Las murallas protegen levemente a la ciudad del viento pero también reciben en su cuerpo de fortaleza al oleaje enfurecido. Que no sólo las toca sino que les grita, les ruge, les protesta. A ciertas horas parece que se retira porque la furia se convierte en ritmo ténue y pareciera que el mar se quedo ahí cantando.

En las calles de la ciudad las voces de vendedores y contadores de historias se suman a la voz del mar: a veces se montan en el ruido de las olas como sobre un camello de sonidos. Gritan cuando no hablan en secreto. En las mismas callejuelas del mercado todo lo oído se transforma en olores, en especias impregnando a todos los que por ahí pasamos. Y esos aromas intensos, con muchos otrosque eran imponentes, terminaron por unirse al abrazo salado del viento.

Cuando escribí las primeras imágenes de aquella visita, los primeros poemas de Mogador, todavía con los sentidos embriagados y envueltos en la materialidad de la ciudad, comprendí de golpe a qué se refería el filósofo francés Gastón Bachelard cuando cuando hablaba de la imaginación material. Había leido sus libros sobre la experiencia poética del aire, el agua, la tierra y el fuego, y había comprendido sus ideas tan sólo como ideas, no las había asimilado en carne propia. Su estudio de la imaginación material no se ocupaba principalmente de la forma, como hacían casi todos los estudiosos de la poesía entonces, sino de la materia que hay en ella y lo que la materia despierta en los poetas.

Poco a poco mis impresiones dispersas sobre la ciudad se fueron llenando de mis preocupaciones sobre la naturaleza del deseo femenino y masculino. Se convirtieron en imágenes del deseo y su poesía vinculada con la materia. Me fue obsesionado la idea de que en esa ciudad el aire te toca y te trae en secreto el nombre de la persona amada. Sólo el enamorado sabe leer ese nombre en el viento. Pronto esa imagen se convirtió en detonador de la historia que cuento en Los nombres del aire.

Todas mis historias e imágenes se fueron agrupando bajo el emblema de cada uno de los elementos. Así nació la historia sonámbula que habita En los labios del agua, y así nació la historia  que brota sobre la fértil piel terrestre en Los jardines secretos de Mogador: voces de tierra.

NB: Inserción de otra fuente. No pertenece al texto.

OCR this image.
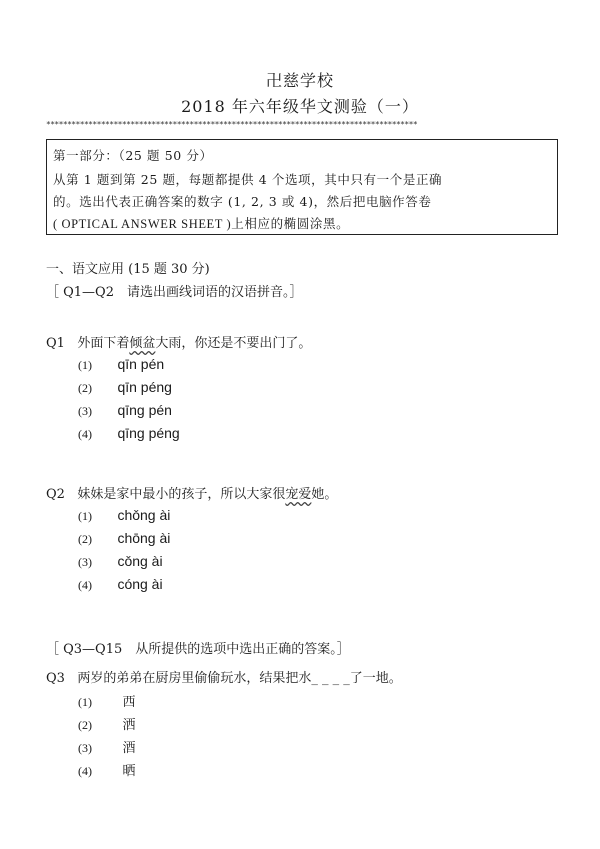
卍慈学校
2018 年六年级华文测验（一）
****************************************************************************************
第一部分：（25 题 50 分）
从第 1 题到第 25 题，每题都提供 4 个选项，其中只有一个是正确
的。选出代表正确答案的数字 (1, 2, 3 或 4)，然后把电脑作答卷
( OPTICAL ANSWER SHEET )上相应的椭圆涂黑。
一、语文应用 (15 题 30 分)
［ Q1—Q2　请选出画线词语的汉语拼音。］
Q1 外面下着倾盆大雨，你还是不要出门了。
(1) qīn pén
(2) qīn péng
(3) qīng pén
(4) qīng péng
Q2 妹妹是家中最小的孩子，所以大家很宠爱她。
(1) chǒng ài
(2) chōng ài
(3) cǒng ài
(4) cóng ài
［ Q3—Q15　从所提供的选项中选出正确的答案。］
Q3 两岁的弟弟在厨房里偷偷玩水，结果把水_ _ _ _了一地。
(1) 西
(2) 洒
(3) 酒
(4) 晒
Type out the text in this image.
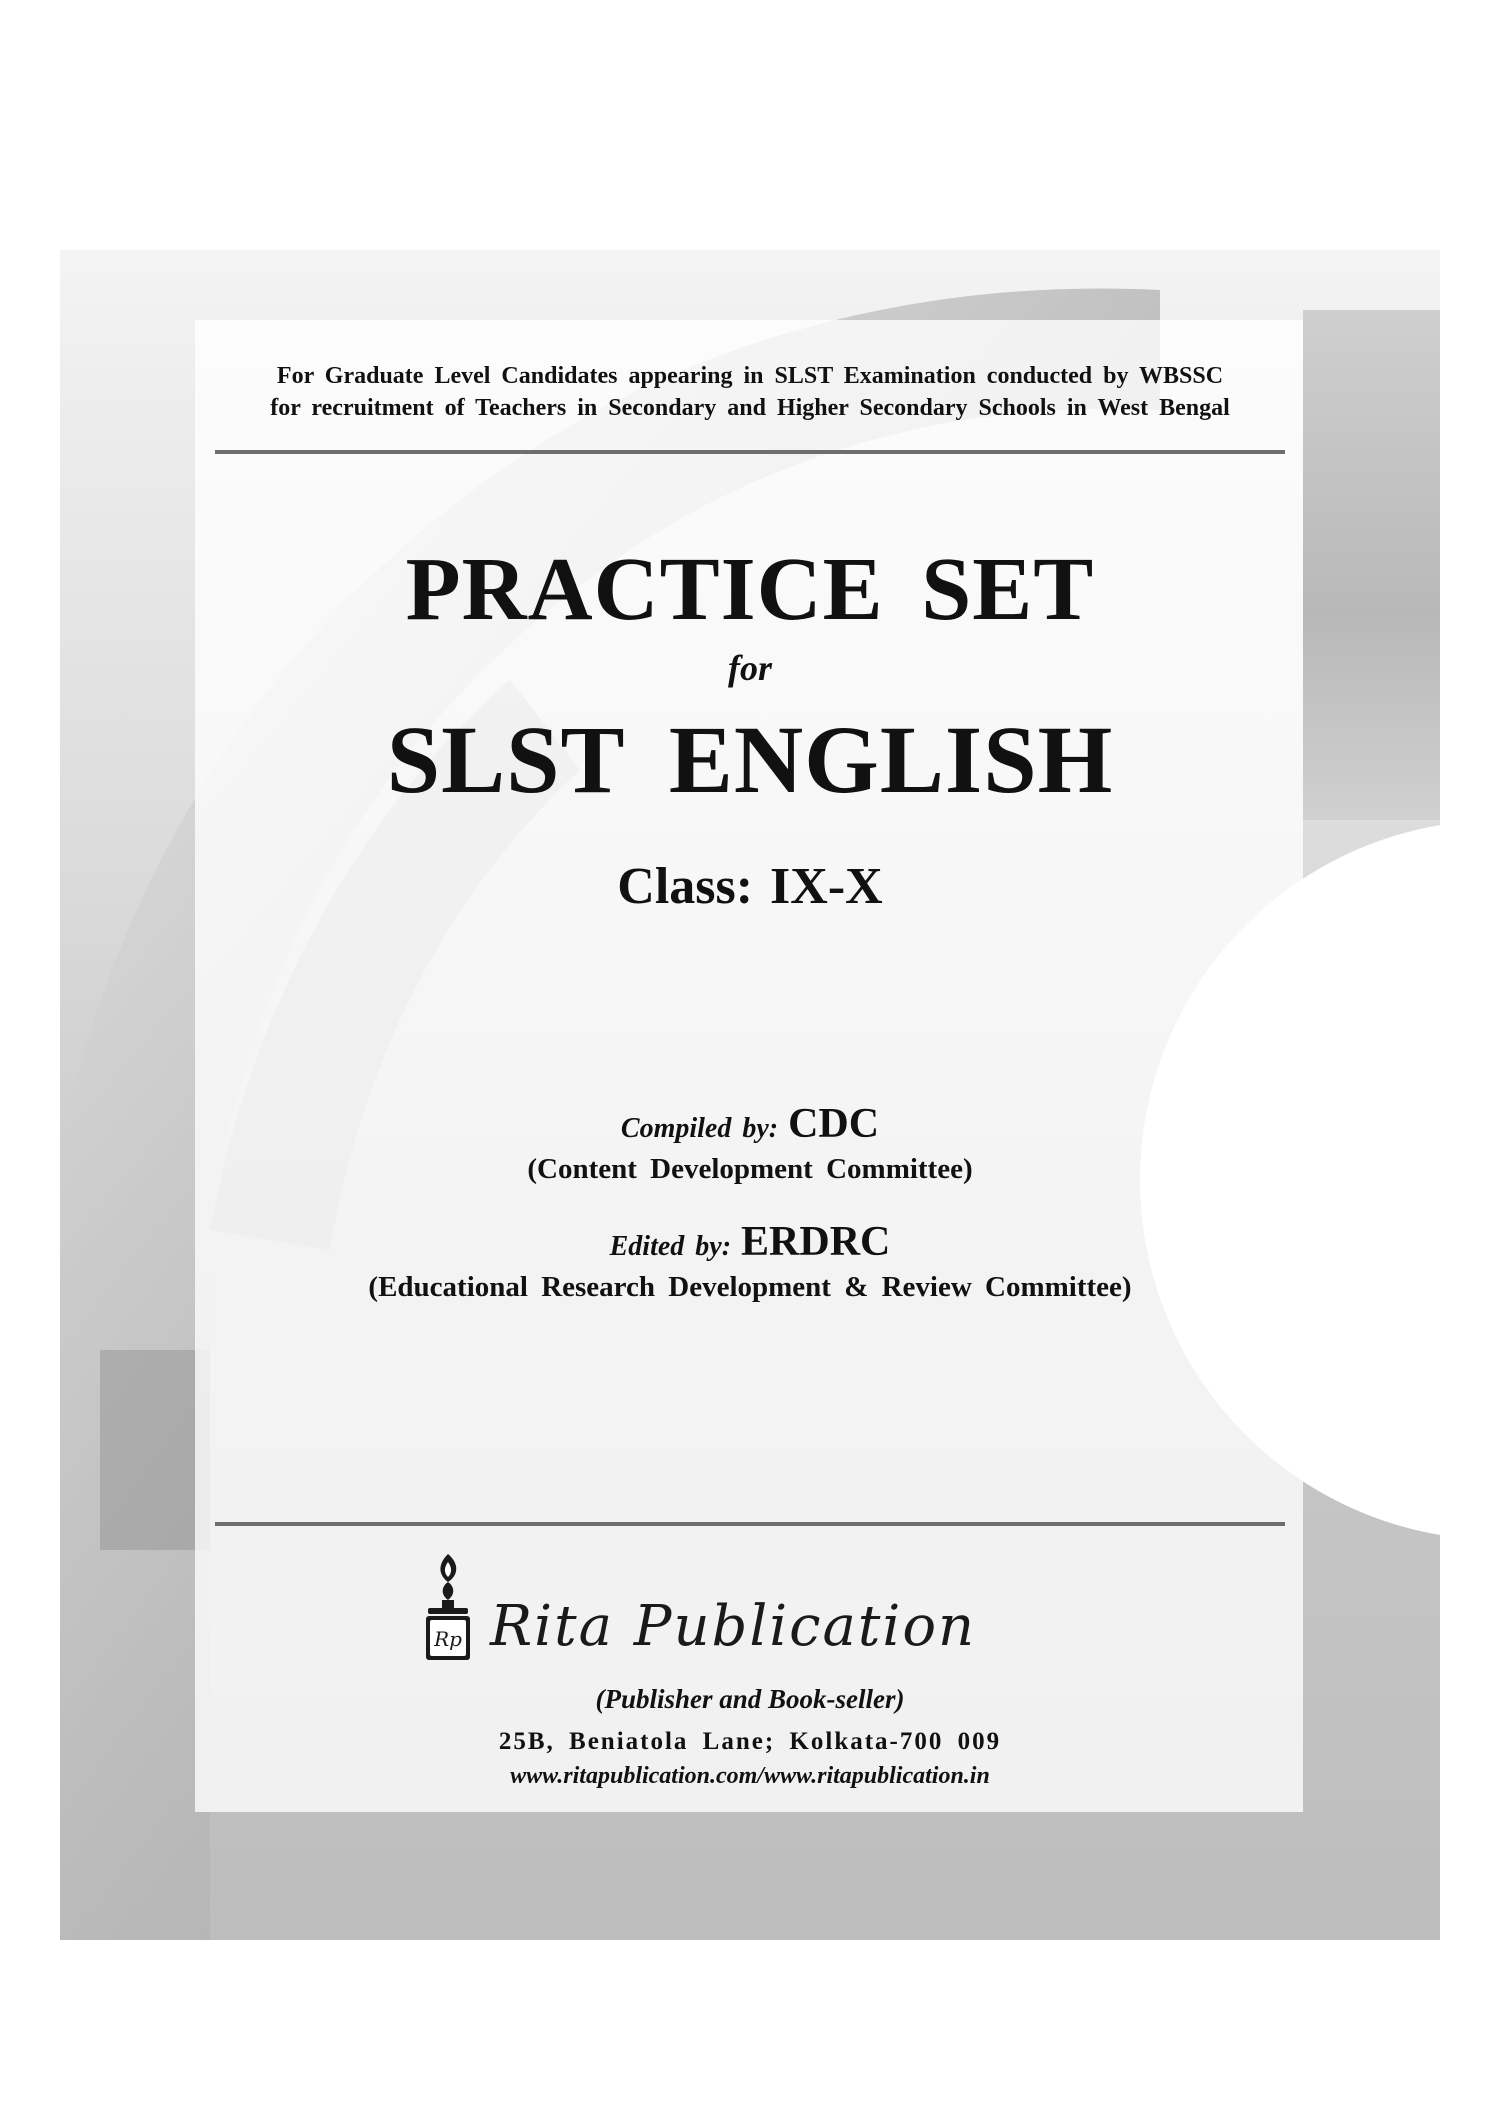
For Graduate Level Candidates appearing in SLST Examination conducted by WBSSC
for recruitment of Teachers in Secondary and Higher Secondary Schools in West Bengal
PRACTICE SET
for
SLST ENGLISH
Class: IX-X
Compiled by: CDC
(Content Development Committee)
Edited by: ERDRC
(Educational Research Development & Review Committee)
Rp Rita Publication
(Publisher and Book-seller)
25B, Beniatola Lane; Kolkata-700 009
www.ritapublication.com/www.ritapublication.in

Así como el aire es para mí la primera imagen elemental del deseo y en él viajan los nombres de quienes anhelamos más íntimamente, el agua es símbolo de lo posible y de la transformación. Cambia según las formas que puedan contenerla: como el deseo que se transforma en nuestras manos. También es símbolo de lo fugaz, de lo que se escapa entre los dedos cuando se aprieta demasiado el puño. El agua también purifica, lava, borra: es entrada a otra vida. Estar En los labios del agua es estar en el umbral de nuestra transformación como en una puerta que no acaba de cruzarse. Estar con el deseo siempre volviendo a encender el hervor de nuestra piel, incitándonos a avanzar, a tratar de alcanzar a quien deseamos.

La tierra es símbolo de la fertilidad del deseo que germina en la intimidad. Es además continuidad entre la naturaleza y el deseo de los humanos. En la tierra revive, florece con voces intensas, nuestro deseo de paraíso. Y no hay paraiso más intenso de asombrso y belleza que el cuerpo de la amada en el instante que se nos revela. Los jardines secretos de Mogador son entradas al mundo de la amada, escalas hacia el jardín de los jardines que tal vez está en la revelación poética que ella nos brinda al separar sus piernas. Donde el fuego respira con aliento alterado y está cocinando, por lo pronto, sus próximas historias obsesivas, sus poemas, su nueva exploración del deseo en forma de novela.